Wendy (2020)
Directed by: Benh Zeitlin
Premise: A reworking of the Peter Pan story. A pre-teen girl (Devin France) and her twin brothers (Gage and Gavin Naquin) follow Peter (Yashua Mack) onto a train and are taken to a mysterious island where they don’t grow up.
What Works: Wendy is a thoughtful and ambitious spin on the Peter Pan story. It completely reimagines the material, setting Wendy and her brothers in rural America and Neverland is less magical than other adaptations of J.M. Barrie’s stories. This version has less to do with Disney’s Peter Pan and Steven Spielberg’s Hook and much more in common with 2009’s Where the Wild Things Are. This film was directed by Benh Zeitlin, who previously helmed Beasts of the Southern Wild and its style and flavor are similar to that film. Wendy is shot with a gritty and realistic look but it is also poetic and boarders on the surreal. The filmmakers reinvent the Peter Pan story as a way of commenting on some of the themes of the myth. Most adaptations of Peter Pan are about the exuberance of youth, rebellion against authority, and posit adulthood as something to resist. Wendy challenges those ideas. In this version the children grow old when they are overcome with sadness and they are then ostracized from the lost children under Peter’s leadership. The movie has some complex ideas about getting old but also the cynicism and bitterness that sometimes accompany aging. The abandonment of the aging children is not far removed from the way the elderly are treated by society and the film’s portrait of Peter, played by Yashua Mack, is unflattering. He is a bully who is in denial about what’s actually going on and his leadership is terrible. It falls to Wendy to reconcile the adults and the children and the movie is about the struggle of growing up while holding onto the hope of youth. The film visualizes that in some beautiful sequences and it is a genuinely unique take on this material.
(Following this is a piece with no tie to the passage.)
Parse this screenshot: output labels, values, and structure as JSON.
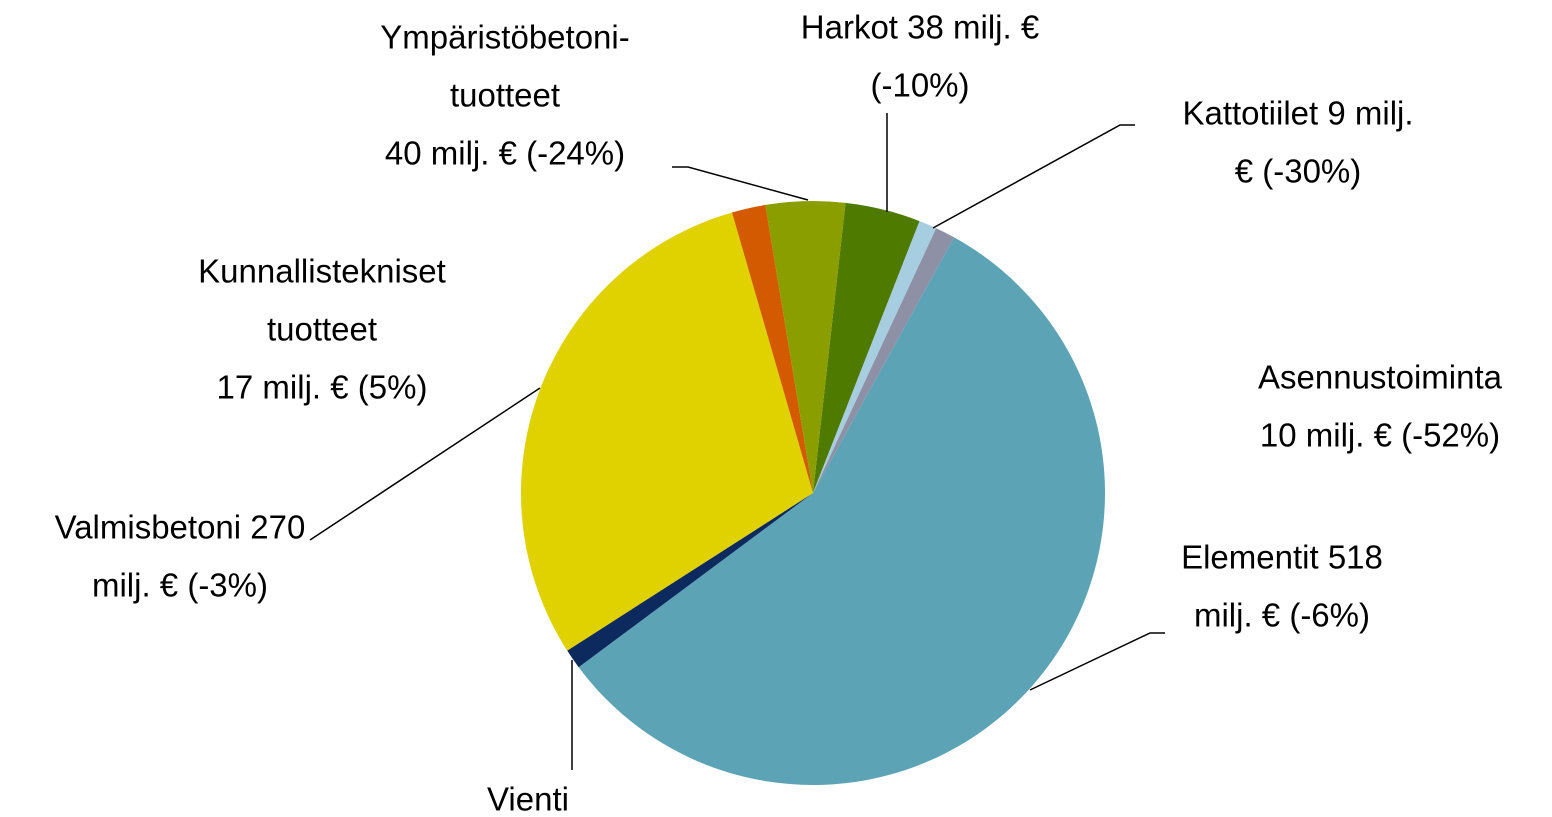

What Doesn’t: Wendy is not J.M. Barrie’s Peter Pan. It uses the basic elements of that story but the filmmakers amend so much of it that the film no longer resembles anything germane to the original story. This is also not a film for children. It is doubtful that young viewers will find that Wendy speaks to them. Like 2009’s Where the Wild Things Are, this is a film about childhood rather than a movie for children. Some of the action in Wendy is hard to follow. The movie doesn’t have a lot of exposition, which suits its whimsical approach, but some of the action is clumsily edited especially in the finale.
Bottom Line: Wendy is a fascinating fantasy picture. The movie is rough around the edges and some aspects of it don’t quite come together but Wendy has some exceptional images and it is unlike anything else in the fantasy genre at the moment.